Woman In A Bra Gets Jumped, Kicked In Face Twice In Most Lit Afternoon At A Chuck E. Cheese’s Ever
Shit can get pretty wild at a weekend afternoon Chuck E. Cheese’s birthday party. I know when I was growing up, I saw muggings, gang fights, moms popping on brass knuckles as they walked in the door, and, one particular day, where a parent performed several ISIS-style beheadings in a way to intimidate all the other patrons to give their tickets to their kid.
It worked. They got so many tickets, and the boy walked out of there with one of those Casio boomboxes that they had high up on the hooks above the counter.

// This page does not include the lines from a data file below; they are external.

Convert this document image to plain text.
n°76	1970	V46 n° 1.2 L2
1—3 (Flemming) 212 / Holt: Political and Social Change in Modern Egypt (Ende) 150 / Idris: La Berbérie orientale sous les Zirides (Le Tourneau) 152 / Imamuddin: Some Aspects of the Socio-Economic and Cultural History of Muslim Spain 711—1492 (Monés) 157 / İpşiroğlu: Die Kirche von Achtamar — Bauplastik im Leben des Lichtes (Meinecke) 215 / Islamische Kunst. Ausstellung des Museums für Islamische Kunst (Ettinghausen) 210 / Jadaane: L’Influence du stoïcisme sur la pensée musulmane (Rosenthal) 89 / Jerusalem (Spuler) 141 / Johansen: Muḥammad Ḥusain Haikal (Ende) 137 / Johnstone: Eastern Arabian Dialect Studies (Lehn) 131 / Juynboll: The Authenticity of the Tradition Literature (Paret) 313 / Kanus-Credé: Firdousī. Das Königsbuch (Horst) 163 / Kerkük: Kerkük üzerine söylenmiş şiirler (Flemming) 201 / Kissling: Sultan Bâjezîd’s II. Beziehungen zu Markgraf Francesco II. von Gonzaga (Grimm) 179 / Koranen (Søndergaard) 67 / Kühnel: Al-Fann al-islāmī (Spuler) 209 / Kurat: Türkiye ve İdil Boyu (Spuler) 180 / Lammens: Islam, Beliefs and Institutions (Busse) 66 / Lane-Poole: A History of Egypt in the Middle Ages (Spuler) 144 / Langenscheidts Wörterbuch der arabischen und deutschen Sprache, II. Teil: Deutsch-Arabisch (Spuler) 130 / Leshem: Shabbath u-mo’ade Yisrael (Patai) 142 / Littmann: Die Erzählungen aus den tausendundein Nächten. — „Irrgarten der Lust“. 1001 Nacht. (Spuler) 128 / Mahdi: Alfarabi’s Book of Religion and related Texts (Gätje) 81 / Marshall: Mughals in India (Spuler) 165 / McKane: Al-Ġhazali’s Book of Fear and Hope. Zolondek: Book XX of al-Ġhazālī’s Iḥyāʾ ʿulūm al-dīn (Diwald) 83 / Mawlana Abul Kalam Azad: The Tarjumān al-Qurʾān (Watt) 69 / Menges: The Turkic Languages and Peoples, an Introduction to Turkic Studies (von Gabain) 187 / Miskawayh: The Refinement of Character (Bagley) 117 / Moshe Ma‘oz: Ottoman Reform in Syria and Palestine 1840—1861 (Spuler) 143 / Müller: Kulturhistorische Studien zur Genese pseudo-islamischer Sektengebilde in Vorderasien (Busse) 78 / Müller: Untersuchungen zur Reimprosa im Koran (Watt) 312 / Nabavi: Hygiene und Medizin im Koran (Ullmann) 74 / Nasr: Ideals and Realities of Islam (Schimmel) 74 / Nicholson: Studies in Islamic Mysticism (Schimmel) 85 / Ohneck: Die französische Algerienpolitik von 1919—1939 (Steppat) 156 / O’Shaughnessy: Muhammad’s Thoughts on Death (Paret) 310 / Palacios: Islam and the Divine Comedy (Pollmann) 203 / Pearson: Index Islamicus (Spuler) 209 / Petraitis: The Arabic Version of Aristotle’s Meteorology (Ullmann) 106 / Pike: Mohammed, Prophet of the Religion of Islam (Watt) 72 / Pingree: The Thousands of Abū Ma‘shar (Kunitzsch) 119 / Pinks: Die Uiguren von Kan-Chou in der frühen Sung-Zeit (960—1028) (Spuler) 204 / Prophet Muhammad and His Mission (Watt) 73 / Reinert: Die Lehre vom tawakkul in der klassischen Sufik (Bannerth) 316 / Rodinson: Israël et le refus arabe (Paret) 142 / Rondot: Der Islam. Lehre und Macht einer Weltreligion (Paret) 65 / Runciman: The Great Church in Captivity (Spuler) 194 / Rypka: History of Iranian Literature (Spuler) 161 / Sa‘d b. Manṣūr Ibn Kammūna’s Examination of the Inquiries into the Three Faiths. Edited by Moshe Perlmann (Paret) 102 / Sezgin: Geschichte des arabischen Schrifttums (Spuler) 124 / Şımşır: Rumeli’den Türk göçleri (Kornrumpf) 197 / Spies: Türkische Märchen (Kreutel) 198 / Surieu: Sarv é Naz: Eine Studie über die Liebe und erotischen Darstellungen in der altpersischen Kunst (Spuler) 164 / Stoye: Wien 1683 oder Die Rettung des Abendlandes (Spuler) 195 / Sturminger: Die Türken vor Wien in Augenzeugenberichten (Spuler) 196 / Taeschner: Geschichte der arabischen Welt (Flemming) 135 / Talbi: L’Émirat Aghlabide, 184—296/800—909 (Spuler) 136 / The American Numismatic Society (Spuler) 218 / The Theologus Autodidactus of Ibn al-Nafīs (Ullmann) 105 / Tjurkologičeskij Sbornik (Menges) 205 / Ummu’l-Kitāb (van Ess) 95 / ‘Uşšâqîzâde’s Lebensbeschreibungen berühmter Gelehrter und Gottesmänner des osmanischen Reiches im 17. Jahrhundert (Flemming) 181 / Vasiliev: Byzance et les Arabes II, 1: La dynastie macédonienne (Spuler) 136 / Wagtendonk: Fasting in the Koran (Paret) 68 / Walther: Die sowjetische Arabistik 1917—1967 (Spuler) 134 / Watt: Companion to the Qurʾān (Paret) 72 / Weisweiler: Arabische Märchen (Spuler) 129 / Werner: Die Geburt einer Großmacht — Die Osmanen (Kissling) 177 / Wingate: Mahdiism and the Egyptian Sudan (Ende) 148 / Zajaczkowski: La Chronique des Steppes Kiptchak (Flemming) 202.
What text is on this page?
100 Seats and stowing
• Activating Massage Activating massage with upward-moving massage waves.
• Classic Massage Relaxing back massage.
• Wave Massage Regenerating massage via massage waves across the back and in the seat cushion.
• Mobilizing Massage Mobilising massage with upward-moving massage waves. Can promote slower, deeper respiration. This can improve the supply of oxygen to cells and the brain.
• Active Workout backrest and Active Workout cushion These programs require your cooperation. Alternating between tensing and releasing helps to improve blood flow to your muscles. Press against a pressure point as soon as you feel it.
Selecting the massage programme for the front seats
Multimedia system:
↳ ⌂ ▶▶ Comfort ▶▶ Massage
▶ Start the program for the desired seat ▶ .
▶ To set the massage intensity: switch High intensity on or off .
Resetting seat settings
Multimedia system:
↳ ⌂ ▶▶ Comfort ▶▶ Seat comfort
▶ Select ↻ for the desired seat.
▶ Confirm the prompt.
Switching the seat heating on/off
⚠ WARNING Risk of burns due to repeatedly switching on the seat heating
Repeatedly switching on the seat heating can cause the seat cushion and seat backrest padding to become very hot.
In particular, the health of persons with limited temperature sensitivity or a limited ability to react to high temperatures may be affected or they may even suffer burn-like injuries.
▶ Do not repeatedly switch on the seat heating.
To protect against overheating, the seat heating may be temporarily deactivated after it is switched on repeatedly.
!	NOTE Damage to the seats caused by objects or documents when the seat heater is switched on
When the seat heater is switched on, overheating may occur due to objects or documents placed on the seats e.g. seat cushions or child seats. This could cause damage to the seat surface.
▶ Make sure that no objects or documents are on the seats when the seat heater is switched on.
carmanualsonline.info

Sure, the Casio was covered in blood (you should see how far a carotid artery spurts when sliced with one of those flimsy, plastic, serrated knives they give you; you gotta really apply force and saw and saw and saw and that creates this great backlog of blood as the artery is squeezed tight, then boom, gushing, shooting out, blood over the pizza and the animatronic animals and the skee-ball ramp — the skee ball ramp was so thick with blood that later, when we tried to roll skee-balls up it, they wouldn’t make it halfway before coming to a sluggish stop (our parents tried to calm us down by letting us play games, make it seem like everything was normal, while the police interviewed them), but it is not normal playing skee-ball on a blood drenched ramp after you watched three people get their heads cut off), but once they wiped it down, I’m sure it played CDs just great.